I do not think SAE results to date contribute very strong evidence in either direction. “Extract all the abstractions from a layer” is not obviously an accurate statement of what they do, and the features they do find do not obviously faithfully and robustly map to human concepts, and even if they did it’s not clear that they compose in human-like ways. They are some evidence, but weak.
(In fact, we know that the fraction of features extracted is probably quite small—for example, the 16M latent GPT-4 autoencoder only captures 10% of the downstream loss in terms of equivalent pretraining compute.)
I would certainly agree that this evidence is new, preliminary, and not dispositive. But I would claim that it’s not at all what I’d expect to find in the most abstracted layer of something matching the following description:
Instead we’re finding stuff like that the Golden Gate Bridge is related to Alcatraz and San Francisco and to bridges and to tourist destinations: i.e. something that looks like a more abstract version of WordNet. . This is a semantic structure that looks like it should understand human metaphor and simile.

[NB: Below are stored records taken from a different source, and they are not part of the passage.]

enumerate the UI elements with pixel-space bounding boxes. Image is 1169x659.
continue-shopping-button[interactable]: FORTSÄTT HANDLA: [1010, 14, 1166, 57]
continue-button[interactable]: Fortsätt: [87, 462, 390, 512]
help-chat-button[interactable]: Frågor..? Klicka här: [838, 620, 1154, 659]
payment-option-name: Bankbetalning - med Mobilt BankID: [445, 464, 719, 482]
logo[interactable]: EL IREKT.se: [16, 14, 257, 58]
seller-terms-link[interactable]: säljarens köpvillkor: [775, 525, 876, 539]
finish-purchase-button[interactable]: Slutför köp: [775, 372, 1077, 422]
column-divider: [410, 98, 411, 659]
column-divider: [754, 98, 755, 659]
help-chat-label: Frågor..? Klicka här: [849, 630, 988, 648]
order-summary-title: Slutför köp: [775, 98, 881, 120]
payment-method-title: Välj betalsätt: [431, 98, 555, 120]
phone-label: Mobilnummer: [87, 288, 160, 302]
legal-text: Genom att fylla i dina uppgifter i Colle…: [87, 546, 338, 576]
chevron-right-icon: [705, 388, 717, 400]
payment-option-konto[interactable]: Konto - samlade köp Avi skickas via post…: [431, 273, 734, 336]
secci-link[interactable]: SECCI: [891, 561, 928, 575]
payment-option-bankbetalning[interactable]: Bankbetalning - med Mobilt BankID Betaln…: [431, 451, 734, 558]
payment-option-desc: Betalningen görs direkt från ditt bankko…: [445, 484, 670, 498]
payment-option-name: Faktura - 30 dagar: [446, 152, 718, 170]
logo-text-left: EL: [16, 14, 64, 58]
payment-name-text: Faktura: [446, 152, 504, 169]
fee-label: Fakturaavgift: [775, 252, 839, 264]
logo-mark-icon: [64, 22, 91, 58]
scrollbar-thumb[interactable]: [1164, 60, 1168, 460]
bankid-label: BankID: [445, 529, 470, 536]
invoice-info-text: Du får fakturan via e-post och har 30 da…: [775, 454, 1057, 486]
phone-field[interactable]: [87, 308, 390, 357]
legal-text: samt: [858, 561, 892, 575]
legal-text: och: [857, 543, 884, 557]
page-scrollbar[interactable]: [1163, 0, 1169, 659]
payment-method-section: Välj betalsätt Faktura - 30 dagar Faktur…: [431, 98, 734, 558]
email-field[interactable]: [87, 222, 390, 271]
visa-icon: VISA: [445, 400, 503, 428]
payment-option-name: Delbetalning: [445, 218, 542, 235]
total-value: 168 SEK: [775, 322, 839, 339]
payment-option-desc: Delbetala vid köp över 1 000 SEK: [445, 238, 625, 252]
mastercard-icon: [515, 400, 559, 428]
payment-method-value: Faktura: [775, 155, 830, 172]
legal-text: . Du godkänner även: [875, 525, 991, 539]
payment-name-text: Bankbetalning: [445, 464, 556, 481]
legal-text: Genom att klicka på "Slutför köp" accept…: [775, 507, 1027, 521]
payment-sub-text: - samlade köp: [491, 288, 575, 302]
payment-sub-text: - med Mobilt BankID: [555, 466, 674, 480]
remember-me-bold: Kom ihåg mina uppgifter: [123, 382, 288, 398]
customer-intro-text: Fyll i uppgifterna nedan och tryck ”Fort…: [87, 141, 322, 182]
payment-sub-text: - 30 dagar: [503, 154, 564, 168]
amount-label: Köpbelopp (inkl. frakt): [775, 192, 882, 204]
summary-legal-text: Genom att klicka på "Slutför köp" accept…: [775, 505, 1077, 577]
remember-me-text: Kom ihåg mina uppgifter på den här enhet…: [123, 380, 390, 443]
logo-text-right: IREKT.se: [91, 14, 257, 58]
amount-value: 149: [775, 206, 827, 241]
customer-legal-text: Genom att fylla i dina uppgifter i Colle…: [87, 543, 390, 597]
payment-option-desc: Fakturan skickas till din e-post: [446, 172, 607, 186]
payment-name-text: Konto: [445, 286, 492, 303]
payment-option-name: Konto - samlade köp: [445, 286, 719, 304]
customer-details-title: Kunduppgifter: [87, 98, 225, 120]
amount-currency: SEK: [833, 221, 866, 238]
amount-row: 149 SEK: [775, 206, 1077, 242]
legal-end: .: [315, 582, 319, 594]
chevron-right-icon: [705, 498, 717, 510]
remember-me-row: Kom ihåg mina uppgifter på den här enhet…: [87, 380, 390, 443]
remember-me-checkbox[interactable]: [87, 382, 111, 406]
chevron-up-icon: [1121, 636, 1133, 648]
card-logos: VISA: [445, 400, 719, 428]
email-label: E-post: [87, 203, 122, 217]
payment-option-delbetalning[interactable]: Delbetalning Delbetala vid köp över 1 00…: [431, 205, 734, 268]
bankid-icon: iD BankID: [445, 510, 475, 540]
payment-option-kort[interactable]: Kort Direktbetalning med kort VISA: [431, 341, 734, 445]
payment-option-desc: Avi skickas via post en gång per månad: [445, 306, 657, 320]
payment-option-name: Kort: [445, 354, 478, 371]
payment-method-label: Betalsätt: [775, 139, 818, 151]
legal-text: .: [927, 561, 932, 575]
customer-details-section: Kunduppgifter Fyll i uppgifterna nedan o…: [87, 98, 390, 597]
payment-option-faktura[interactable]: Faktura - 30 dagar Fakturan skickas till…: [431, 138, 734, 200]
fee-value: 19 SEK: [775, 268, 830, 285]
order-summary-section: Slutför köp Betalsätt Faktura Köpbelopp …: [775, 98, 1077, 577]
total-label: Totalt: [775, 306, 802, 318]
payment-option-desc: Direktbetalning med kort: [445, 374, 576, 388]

And when we look for concepts that seem like they would be related to basic alignment issues, we can find them. (I also don’t view all this as very surprising, given how LLMs are trained, distilling their intelligence from humans, though I’m delighted to have it confirmed at scale.)
(I don’t offhand recall when that Eliezer quote comes from: the fact that this was going to work out this well for us was vastly less obvious, say, 5 years ago. and not exactly clear even a year ago: obviously Eliezer is allowed to update his worldview as discoveries are made, just like anyone else.)
(It seems to me that you didn’t read Eliezer’s comment response to this, which also aligns with my model. Finding any overlap between abstractions is extremely far from showing that the abstractions relevant to controlling or aligning AI systems will match)
LLMs would be expected to have heavily overlapping ontologies, a question is what capability boosting does to the AI ontology.